If you are new to Auto Archiver, then you are already using the latest configuration format and this how-to is not relevant for you.

Versions 1.1.0+ of Auto Archiver has breaking changes in the configuration format, which means earlier configuration formats will not work without slight modifications.

Dropping vk_extractor module#

We have dropped the vk_extractor because of problems in a project we relied on. You will need to remove it from your configuration file, otherwise you will see an error like:

Module 'vk_extractor' not found. Are you sure it's installed/exists?

Dropping screenshot_enricher module#

We have dropped the screenshot_enricher module because a new antibot_extractor_enricher (see below) module replaces its functionality more robustly and with less dependency hassle on geckodriver/firefox.

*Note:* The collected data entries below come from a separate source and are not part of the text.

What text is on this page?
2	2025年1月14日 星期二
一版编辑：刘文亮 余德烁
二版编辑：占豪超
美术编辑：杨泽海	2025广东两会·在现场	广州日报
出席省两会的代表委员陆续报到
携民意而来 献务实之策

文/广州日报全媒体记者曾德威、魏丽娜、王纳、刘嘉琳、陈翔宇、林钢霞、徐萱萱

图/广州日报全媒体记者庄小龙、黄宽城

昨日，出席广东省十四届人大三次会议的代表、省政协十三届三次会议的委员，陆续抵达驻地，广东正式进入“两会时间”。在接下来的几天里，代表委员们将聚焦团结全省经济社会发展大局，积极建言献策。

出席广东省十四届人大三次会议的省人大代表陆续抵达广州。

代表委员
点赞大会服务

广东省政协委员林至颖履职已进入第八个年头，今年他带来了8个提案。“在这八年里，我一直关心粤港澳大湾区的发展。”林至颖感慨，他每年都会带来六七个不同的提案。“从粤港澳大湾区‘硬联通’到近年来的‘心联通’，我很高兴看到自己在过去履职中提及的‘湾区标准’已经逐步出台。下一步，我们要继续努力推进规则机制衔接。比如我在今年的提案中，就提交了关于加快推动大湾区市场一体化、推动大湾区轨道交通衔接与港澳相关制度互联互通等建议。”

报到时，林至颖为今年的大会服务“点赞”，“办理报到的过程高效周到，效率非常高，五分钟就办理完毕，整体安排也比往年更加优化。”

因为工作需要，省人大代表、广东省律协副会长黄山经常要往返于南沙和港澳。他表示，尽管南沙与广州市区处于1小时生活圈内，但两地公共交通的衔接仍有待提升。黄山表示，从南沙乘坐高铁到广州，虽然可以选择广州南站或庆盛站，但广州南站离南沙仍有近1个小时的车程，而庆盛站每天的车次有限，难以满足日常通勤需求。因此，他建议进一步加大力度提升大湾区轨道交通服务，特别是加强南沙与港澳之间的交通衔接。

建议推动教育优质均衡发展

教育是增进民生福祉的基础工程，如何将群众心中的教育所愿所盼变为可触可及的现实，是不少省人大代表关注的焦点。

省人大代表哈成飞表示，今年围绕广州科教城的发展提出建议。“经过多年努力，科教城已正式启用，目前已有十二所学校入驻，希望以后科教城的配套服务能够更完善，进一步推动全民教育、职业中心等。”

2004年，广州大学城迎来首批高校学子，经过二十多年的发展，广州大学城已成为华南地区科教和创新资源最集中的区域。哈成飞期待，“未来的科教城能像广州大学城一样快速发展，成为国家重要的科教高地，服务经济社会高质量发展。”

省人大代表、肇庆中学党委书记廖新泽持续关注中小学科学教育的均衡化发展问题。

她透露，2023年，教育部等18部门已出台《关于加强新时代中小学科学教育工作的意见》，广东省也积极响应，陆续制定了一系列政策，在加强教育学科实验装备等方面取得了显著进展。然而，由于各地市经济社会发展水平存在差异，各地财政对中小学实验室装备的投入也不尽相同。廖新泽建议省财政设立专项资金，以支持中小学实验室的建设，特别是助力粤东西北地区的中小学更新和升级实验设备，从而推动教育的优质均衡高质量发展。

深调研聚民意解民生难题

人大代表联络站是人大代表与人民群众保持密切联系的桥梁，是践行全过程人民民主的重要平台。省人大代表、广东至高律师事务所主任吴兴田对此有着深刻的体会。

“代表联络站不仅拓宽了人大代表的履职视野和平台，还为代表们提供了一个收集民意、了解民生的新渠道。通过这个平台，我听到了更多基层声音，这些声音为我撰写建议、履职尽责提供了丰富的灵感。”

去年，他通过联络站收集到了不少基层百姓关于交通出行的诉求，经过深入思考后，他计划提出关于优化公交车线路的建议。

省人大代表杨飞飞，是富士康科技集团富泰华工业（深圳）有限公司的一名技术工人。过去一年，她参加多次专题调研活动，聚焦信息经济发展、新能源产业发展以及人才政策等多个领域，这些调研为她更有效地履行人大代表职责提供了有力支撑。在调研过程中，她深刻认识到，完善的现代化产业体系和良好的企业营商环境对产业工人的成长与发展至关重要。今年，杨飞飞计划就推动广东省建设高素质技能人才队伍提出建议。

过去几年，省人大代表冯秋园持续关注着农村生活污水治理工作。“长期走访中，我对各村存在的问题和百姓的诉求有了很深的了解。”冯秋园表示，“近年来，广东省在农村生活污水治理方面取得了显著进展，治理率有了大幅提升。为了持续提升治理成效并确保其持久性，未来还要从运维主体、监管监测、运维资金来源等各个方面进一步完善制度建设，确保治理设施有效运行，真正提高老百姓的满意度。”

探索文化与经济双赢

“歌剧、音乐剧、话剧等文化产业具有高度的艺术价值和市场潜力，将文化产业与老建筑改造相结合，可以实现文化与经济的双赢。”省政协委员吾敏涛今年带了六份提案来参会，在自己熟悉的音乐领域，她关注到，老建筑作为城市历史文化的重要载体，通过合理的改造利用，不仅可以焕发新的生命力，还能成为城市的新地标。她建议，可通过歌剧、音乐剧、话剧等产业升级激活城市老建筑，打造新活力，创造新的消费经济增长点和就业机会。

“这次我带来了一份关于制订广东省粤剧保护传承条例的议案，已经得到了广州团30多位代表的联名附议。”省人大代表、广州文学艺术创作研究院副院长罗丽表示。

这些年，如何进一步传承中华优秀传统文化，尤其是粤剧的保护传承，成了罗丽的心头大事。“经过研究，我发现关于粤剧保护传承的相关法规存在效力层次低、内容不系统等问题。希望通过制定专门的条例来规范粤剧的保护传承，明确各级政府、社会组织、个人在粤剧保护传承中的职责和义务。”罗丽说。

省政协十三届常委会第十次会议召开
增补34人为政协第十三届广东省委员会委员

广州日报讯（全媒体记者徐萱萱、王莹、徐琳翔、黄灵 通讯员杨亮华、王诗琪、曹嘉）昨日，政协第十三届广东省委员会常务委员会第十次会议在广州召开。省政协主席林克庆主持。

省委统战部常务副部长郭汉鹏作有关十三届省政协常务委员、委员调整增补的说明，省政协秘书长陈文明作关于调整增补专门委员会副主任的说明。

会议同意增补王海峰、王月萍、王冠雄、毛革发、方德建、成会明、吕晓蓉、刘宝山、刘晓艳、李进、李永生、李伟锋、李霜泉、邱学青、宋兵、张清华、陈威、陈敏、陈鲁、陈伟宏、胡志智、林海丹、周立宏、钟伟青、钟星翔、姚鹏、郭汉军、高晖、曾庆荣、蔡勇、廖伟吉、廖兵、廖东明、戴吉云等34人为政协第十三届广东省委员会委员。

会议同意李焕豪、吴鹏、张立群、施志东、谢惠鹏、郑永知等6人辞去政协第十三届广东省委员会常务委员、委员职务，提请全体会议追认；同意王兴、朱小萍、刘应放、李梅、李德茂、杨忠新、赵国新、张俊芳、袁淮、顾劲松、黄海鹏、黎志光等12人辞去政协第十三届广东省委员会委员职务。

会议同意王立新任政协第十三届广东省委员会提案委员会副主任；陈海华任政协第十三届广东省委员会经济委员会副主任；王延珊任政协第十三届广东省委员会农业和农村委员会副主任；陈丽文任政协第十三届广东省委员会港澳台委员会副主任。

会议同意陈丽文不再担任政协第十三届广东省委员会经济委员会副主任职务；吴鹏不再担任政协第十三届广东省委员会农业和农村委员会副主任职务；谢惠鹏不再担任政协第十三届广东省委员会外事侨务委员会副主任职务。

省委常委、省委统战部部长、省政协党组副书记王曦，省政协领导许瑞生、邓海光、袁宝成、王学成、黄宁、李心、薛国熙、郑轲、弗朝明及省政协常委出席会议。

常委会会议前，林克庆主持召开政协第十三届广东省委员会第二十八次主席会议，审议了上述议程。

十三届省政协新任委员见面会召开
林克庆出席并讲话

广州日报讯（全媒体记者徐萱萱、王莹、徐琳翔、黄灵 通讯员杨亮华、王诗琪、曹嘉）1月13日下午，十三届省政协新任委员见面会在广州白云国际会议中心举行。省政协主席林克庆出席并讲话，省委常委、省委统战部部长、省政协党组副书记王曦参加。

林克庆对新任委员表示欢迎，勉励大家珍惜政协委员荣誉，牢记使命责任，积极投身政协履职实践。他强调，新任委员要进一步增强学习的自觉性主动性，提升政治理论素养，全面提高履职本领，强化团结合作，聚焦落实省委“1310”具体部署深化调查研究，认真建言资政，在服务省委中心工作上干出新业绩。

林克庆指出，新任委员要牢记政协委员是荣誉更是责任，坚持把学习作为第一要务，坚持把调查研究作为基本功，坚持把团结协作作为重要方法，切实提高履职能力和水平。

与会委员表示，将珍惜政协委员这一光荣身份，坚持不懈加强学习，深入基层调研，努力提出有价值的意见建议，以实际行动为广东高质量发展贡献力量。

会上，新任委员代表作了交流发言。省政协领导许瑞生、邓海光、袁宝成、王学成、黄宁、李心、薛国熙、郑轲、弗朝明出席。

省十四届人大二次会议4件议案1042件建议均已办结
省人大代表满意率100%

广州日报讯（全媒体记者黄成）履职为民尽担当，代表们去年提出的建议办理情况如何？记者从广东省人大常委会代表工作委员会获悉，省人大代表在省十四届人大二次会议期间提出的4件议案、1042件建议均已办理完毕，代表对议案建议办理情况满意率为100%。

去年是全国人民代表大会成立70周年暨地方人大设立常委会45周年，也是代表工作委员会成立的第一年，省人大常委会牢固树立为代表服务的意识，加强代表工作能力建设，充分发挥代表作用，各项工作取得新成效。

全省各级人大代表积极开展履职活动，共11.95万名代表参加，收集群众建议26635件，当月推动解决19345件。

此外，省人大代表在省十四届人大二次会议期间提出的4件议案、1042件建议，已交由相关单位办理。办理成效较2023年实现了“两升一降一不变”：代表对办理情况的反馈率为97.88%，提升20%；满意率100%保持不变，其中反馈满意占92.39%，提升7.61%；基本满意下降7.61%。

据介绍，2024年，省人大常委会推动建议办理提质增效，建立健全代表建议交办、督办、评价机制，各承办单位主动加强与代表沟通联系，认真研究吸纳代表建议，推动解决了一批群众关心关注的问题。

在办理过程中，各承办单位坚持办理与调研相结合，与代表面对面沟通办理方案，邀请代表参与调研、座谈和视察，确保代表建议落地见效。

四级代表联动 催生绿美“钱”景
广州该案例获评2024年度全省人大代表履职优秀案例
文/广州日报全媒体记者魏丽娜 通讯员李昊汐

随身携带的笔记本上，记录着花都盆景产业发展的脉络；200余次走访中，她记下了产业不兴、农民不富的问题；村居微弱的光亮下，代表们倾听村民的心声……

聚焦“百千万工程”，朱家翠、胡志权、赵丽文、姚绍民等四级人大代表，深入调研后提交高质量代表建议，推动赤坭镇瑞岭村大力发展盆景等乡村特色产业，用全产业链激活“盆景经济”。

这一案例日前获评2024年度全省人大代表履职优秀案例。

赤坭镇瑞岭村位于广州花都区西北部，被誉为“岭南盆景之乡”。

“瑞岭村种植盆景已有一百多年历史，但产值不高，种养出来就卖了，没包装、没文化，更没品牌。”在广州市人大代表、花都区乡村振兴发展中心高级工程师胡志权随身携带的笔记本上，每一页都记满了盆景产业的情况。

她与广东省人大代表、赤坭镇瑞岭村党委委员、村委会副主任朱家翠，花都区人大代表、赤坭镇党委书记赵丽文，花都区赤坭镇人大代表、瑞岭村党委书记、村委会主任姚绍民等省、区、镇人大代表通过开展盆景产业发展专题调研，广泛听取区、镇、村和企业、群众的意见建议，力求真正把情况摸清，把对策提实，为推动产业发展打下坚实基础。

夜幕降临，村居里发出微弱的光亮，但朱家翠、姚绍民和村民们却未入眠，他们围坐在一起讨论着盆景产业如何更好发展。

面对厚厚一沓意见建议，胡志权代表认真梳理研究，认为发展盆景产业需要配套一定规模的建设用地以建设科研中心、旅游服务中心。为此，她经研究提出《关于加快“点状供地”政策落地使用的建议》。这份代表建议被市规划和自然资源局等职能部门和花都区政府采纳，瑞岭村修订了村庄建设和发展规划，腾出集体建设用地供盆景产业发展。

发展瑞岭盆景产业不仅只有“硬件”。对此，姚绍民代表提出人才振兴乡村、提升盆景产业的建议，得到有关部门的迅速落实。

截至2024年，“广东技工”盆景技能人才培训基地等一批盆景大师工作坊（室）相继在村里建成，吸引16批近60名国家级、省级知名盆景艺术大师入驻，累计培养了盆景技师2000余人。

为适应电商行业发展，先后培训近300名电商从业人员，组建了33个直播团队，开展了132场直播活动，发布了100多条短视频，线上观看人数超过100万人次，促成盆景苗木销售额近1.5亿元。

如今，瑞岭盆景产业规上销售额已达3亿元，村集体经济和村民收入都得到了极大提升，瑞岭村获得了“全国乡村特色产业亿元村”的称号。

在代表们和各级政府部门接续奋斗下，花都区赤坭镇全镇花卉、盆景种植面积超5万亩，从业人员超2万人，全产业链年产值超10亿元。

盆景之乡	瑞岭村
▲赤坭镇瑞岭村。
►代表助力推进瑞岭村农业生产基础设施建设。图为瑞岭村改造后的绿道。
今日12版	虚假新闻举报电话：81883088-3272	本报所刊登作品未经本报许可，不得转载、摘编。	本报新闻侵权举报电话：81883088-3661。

You will need to remove it from your configuration file, otherwise you will see an error like:

Module 'screenshot_enricher' not found. Are you sure it's installed/exists?

New antibot_extractor_enricher module and VkDropin#

We have added a new antibot_extractor_enricher module that uses a computer-controlled browser to extract content from websites that use anti-bot measures. You can add it to your configuration file like this:

steps:
  extractors:
    - antibot_extractor_enricher

  # or alternatively, if you want to use it as an enricher:
  enrichers:
    - antibot_extractor_enricher

It will take a full page screenshot, a PDF capture, extract HTML source code, and any other relevant media.

It comes with Dropins that we will be adding and maintaining.

Dropin: A module with site-specific behaviours that is loaded automatically. You don’t need to add them to your configuration steps for them to run. Sometimes they need authentication configurations though.

One such Dropin is the VkDropin which uses this automated browser to access VKontakte (VK) pages. You should add a username/password to the configuration file if you get authentication blocks from VK, to do so use the authentication settings:

authentication:
  vk.com:
    username: your_username
    password: your_password

See all available Dropins in the source code. Usually each Dropin needs its own authentication settings, similarly to the VkDropin.